Bomb injures 4 police officers in Thailand’s south
Remote controlled device explodes near police vehicle in Thailand’s Muslim majority south
By Max Constant
BANGKOK
Four border patrol police officers were hospitalized in Thailand’s Muslim majority south on Monday, when a remote controlled bomb exploded near their vehicle.
Police sergeant Adinant Modjot, a deputy-investigator at a police station in Narathiwat -- one of three provinces plagued by insurgency for decades -- told Anadolu Agency that separatists were behind the attack.
“The remote-controlled device was buried on the side of a road in Sungai Kolok district. It exploded when the pick-up truck of the border patrol police team was passing," he said by phone.
“Four of them were injured and sent to the hospital. We consider insurgents responsible.”
Monday's attack followed a series of violent incidents over the last few weeks in the three southern provinces of Yala, Narathiwat and Pattani, which include the Nov. 26 killing of an eight-month pregnant woman.
A recent release from independent organization Deep South Watch, which is monitoring the violence, however, show that there has been a fall in violence over the last 10 years
Up to the end of October 2016, 564 violent incidents -- including 227 deaths from attacks -- took place, while in 2015, there were a total of 673 incidents and 246 deaths, and, in 2014, 806 incidents and 341 deaths.
The bloodiest year in the last 12 was in 2005 with 2,174 incidents and 601 deaths.
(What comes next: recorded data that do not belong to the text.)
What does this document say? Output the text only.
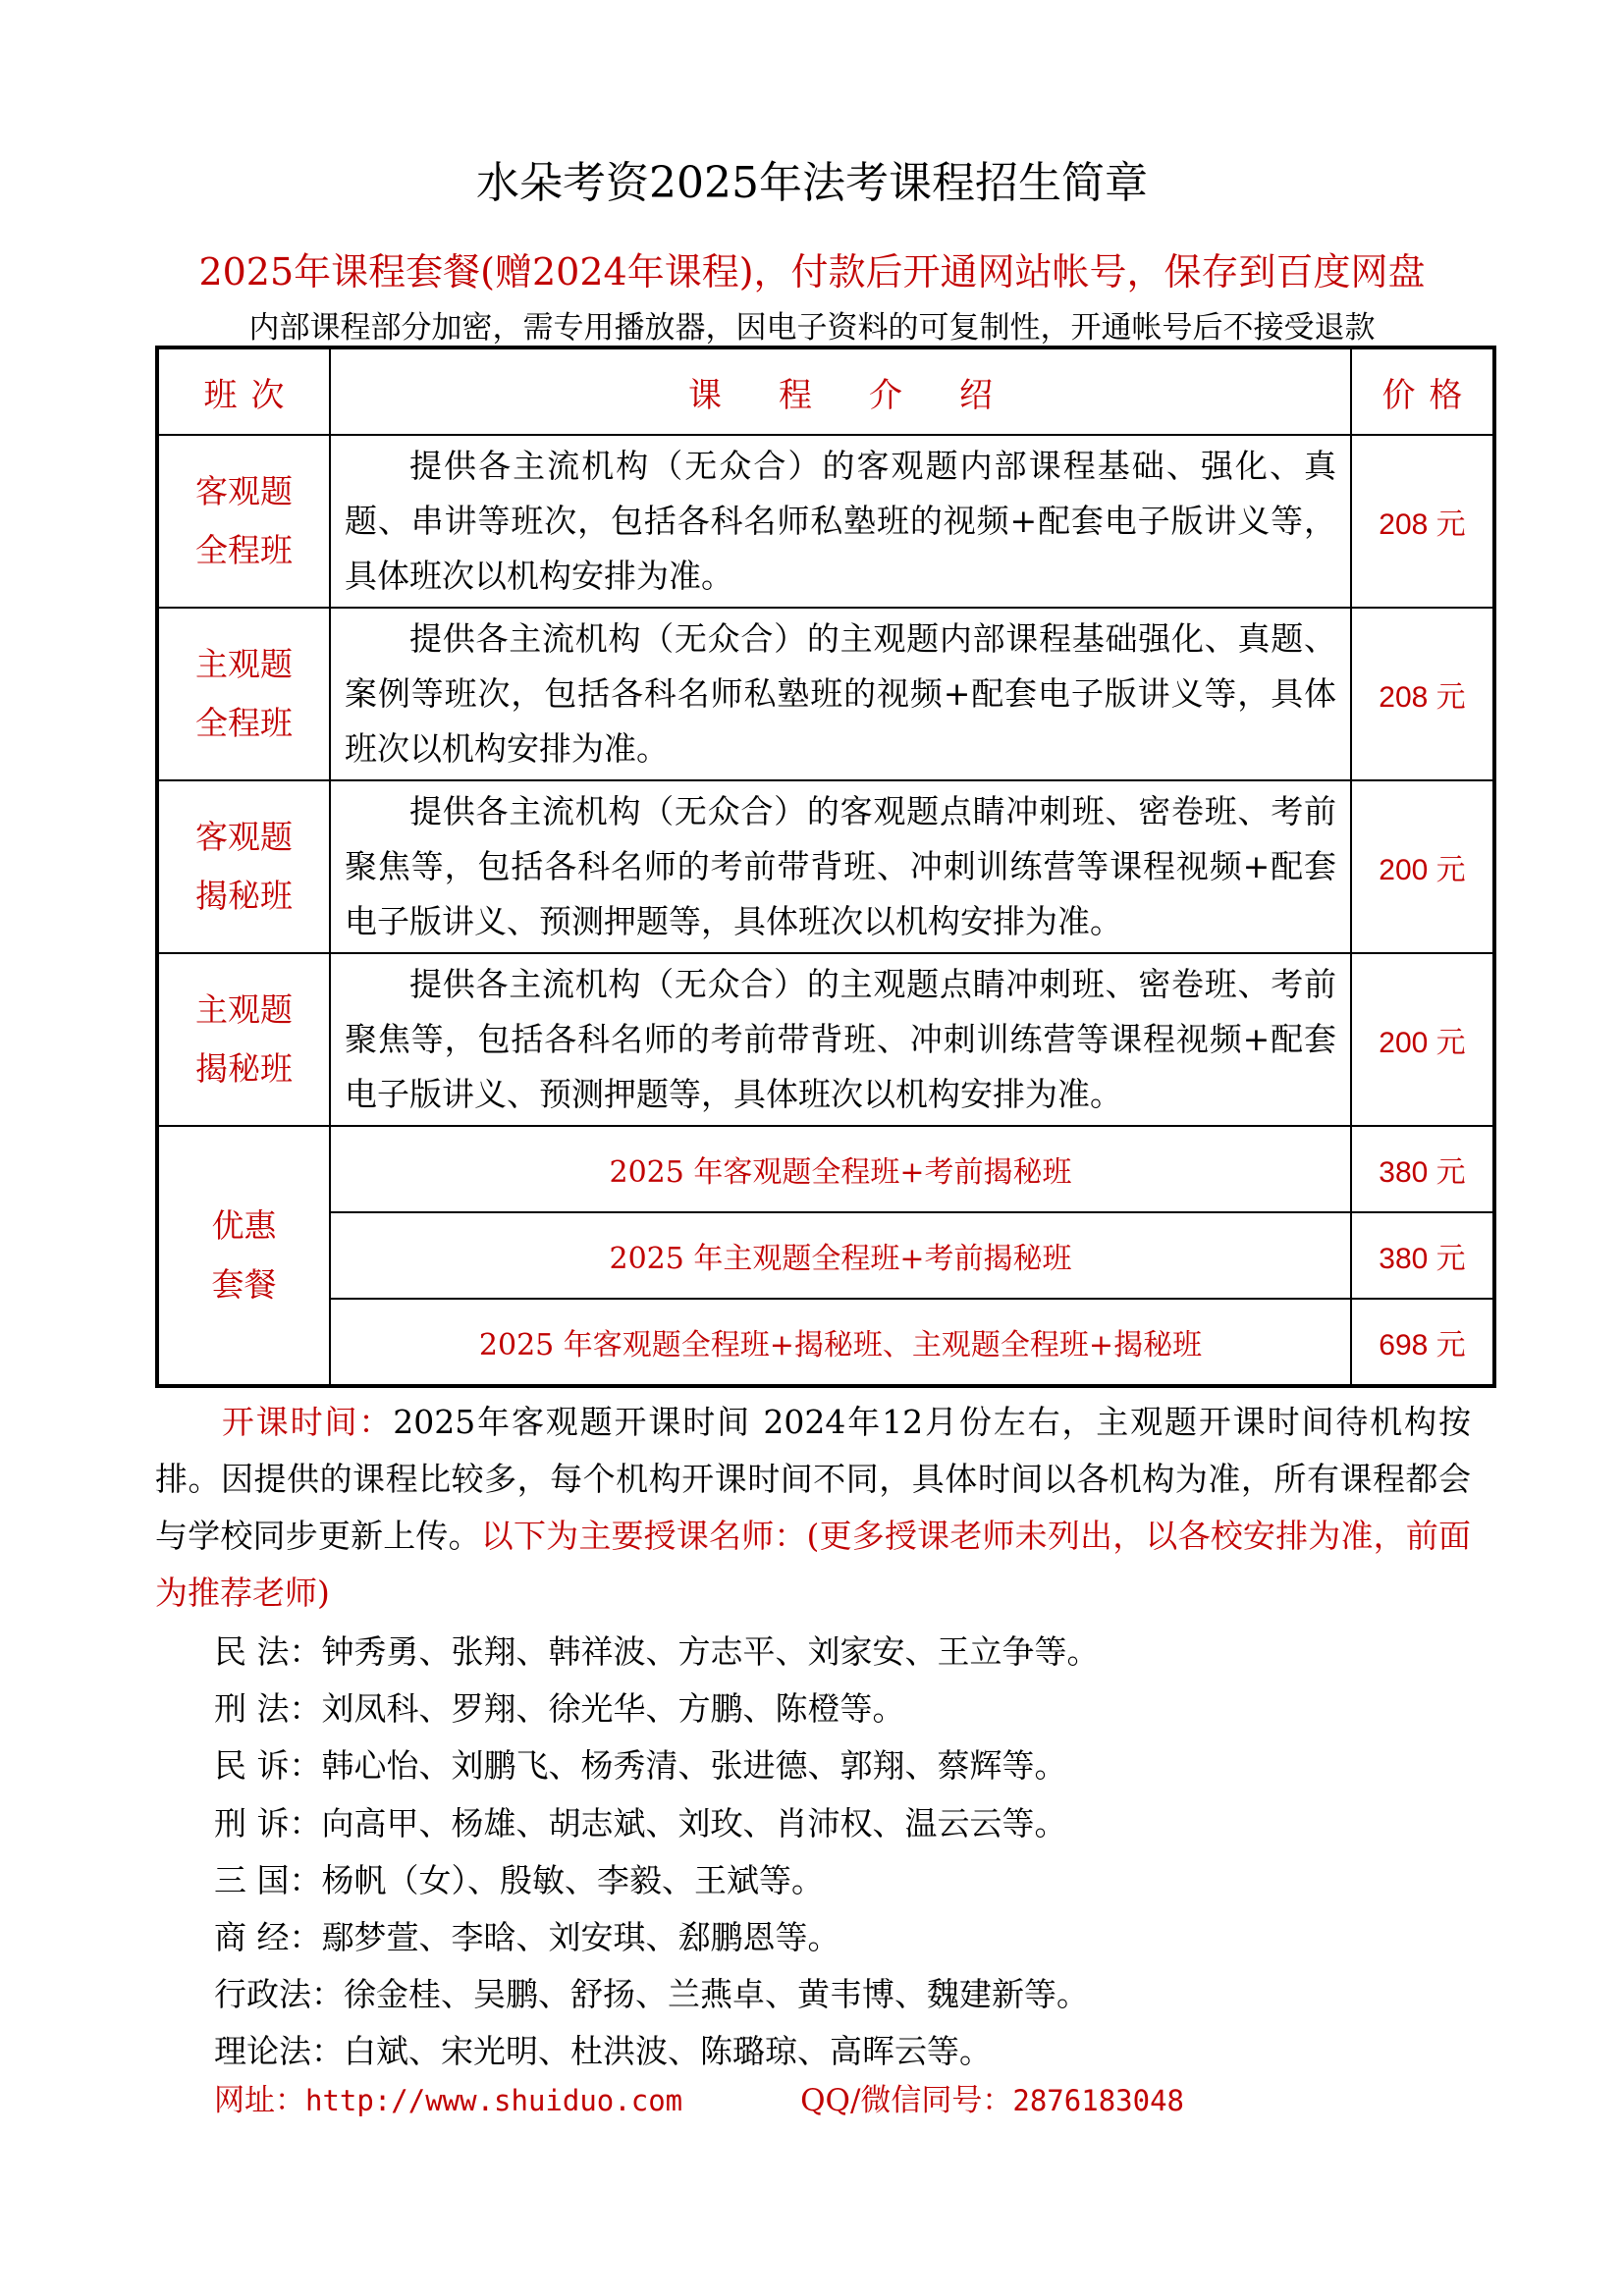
水朵考资2025年法考课程招生简章
2025年课程套餐(赠2024年课程)，付款后开通网站帐号，保存到百度网盘
内部课程部分加密，需专用播放器，因电子资料的可复制性，开通帐号后不接受退款
班次	课程介绍	价格

客观题
全程班	提供各主流机构（无众合）的客观题内部课程基础、强化、真题、串讲等班次，包括各科名师私塾班的视频+配套电子版讲义等，具体班次以机构安排为准。	208 元

主观题
全程班	提供各主流机构（无众合）的主观题内部课程基础强化、真题、案例等班次，包括各科名师私塾班的视频+配套电子版讲义等，具体班次以机构安排为准。	208 元

客观题
揭秘班	提供各主流机构（无众合）的客观题点睛冲刺班、密卷班、考前聚焦等，包括各科名师的考前带背班、冲刺训练营等课程视频+配套电子版讲义、预测押题等，具体班次以机构安排为准。	200 元

主观题
揭秘班	提供各主流机构（无众合）的主观题点睛冲刺班、密卷班、考前聚焦等，包括各科名师的考前带背班、冲刺训练营等课程视频+配套电子版讲义、预测押题等，具体班次以机构安排为准。	200 元

优惠
套餐	2025 年客观题全程班+考前揭秘班	380 元
	2025 年主观题全程班+考前揭秘班	380 元
	2025 年客观题全程班+揭秘班、主观题全程班+揭秘班	698 元
开课时间：2025年客观题开课时间 2024年12月份左右，主观题开课时间待机构按排。因提供的课程比较多，每个机构开课时间不同，具体时间以各机构为准，所有课程都会与学校同步更新上传。以下为主要授课名师：(更多授课老师未列出，以各校安排为准，前面为推荐老师)
民 法：钟秀勇、张翔、韩祥波、方志平、刘家安、王立争等。
刑 法：刘凤科、罗翔、徐光华、方鹏、陈橙等。
民 诉：韩心怡、刘鹏飞、杨秀清、张进德、郭翔、蔡辉等。
刑 诉：向高甲、杨雄、胡志斌、刘玫、肖沛权、温云云等。
三 国：杨帆（女）、殷敏、李毅、王斌等。
商 经：鄢梦萱、李晗、刘安琪、郄鹏恩等。
行政法：徐金桂、吴鹏、舒扬、兰燕卓、黄韦博、魏建新等。
理论法：白斌、宋光明、杜洪波、陈璐琼、高晖云等。
网址：http://www.shuiduo.com	QQ/微信同号：2876183048
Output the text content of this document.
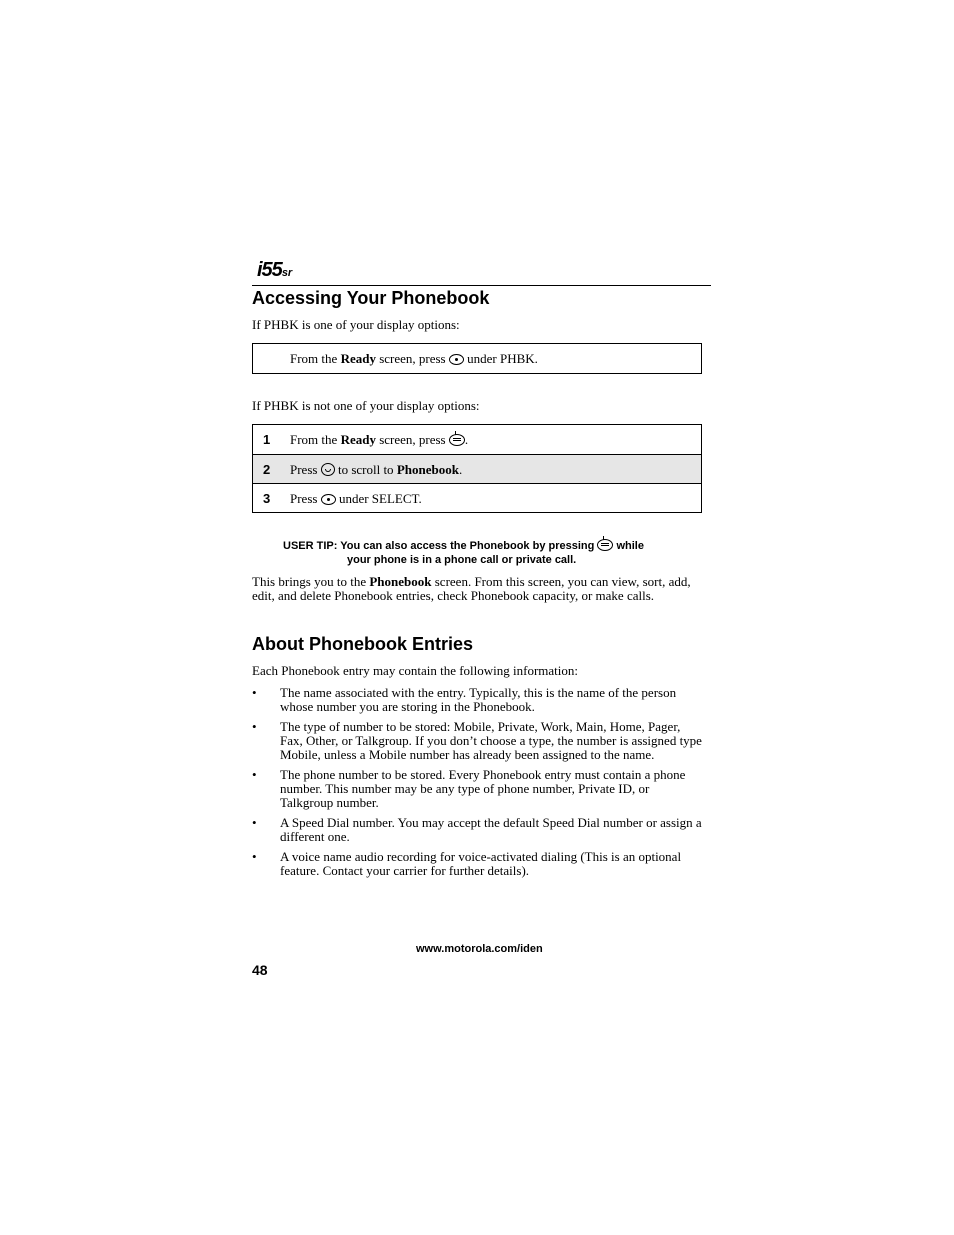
i55sr
Accessing Your Phonebook
If PHBK is one of your display options:
From the Ready screen, press  under PHBK.
If PHBK is not one of your display options:
1 From the Ready screen, press .
2 Press  to scroll to Phonebook.
3 Press  under SELECT.
USER TIP: You can also access the Phonebook by pressing  while
your phone is in a phone call or private call.
This brings you to the Phonebook screen. From this screen, you can view, sort, add, edit, and delete Phonebook entries, check Phonebook capacity, or make calls.
About Phonebook Entries
Each Phonebook entry may contain the following information:
• The name associated with the entry. Typically, this is the name of the person whose number you are storing in the Phonebook.
• The type of number to be stored: Mobile, Private, Work, Main, Home, Pager, Fax, Other, or Talkgroup. If you don’t choose a type, the number is assigned type Mobile, unless a Mobile number has already been assigned to the name.
• The phone number to be stored. Every Phonebook entry must contain a phone number. This number may be any type of phone number, Private ID, or Talkgroup number.
• A Speed Dial number. You may accept the default Speed Dial number or assign a different one.
• A voice name audio recording for voice-activated dialing (This is an optional feature. Contact your carrier for further details).
www.motorola.com/iden
48
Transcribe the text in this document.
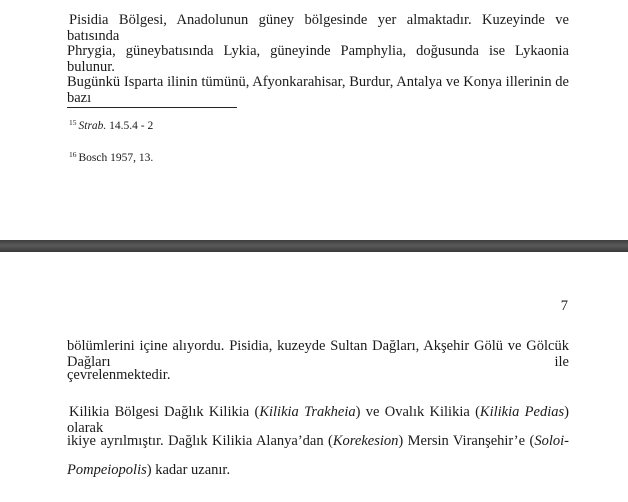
Pisidia Bölgesi, Anadolunun güney bölgesinde yer almaktadır. Kuzeyinde ve batısında
Phrygia, güneybatısında Lykia, güneyinde Pamphylia, doğusunda ise Lykaonia bulunur.
Bugünkü Isparta ilinin tümünü, Afyonkarahisar, Burdur, Antalya ve Konya illerinin de bazı
$^{15}$ Strab. 14.5.4 - 2
$^{16}$ Bosch 1957, 13.
7
bölümlerini içine alıyordu. Pisidia, kuzeyde Sultan Dağları, Akşehir Gölü ve Gölcük Dağları ile
çevrelenmektedir.
Kilikia Bölgesi Dağlık Kilikia (Kilikia Trakheia) ve Ovalık Kilikia (Kilikia Pedias) olarak
ikiye ayrılmıştır. Dağlık Kilikia Alanya’dan (Korekesion) Mersin Viranşehir’e (Soloi-
Pompeiopolis) kadar uzanır.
The southern insurgency -- which has destabilized the three southernmost provinces of Pattani, Yala and Narathiwat for decades -- is rooted in a century-old ethno-cultural conflict between Malay Muslims living in the region and the Thai central state where Buddhism is considered the de-facto national religion.
Armed insurgent groups were formed in the 1960s after the then-military dictatorship tried to interfere in Islamic schools, but the insurgency faded in the 1990s.
In 2004, a rejuvenated armed movement -- composed of numerous local cells of fighters loosely grouped around the National Revolutionary Front, or BRN -- emerged.
After the military seized power in May 2014, the junta continued the overthrown elected civilian government’s policy of holding peace talks with insurgent groups.
A recent report on the south by the International Crisis Group, a Brussels-based think tank, has claimed, however, that the talks have “foundered” as both sides “prefer hostilities to compromise”.
“The National Council for Peace and Order [NCPO], which seized power in the 2014 coup, professes to support dialogue to end the insurgency but avoids commitment,” the report said, referring to the ruling junta by its official name.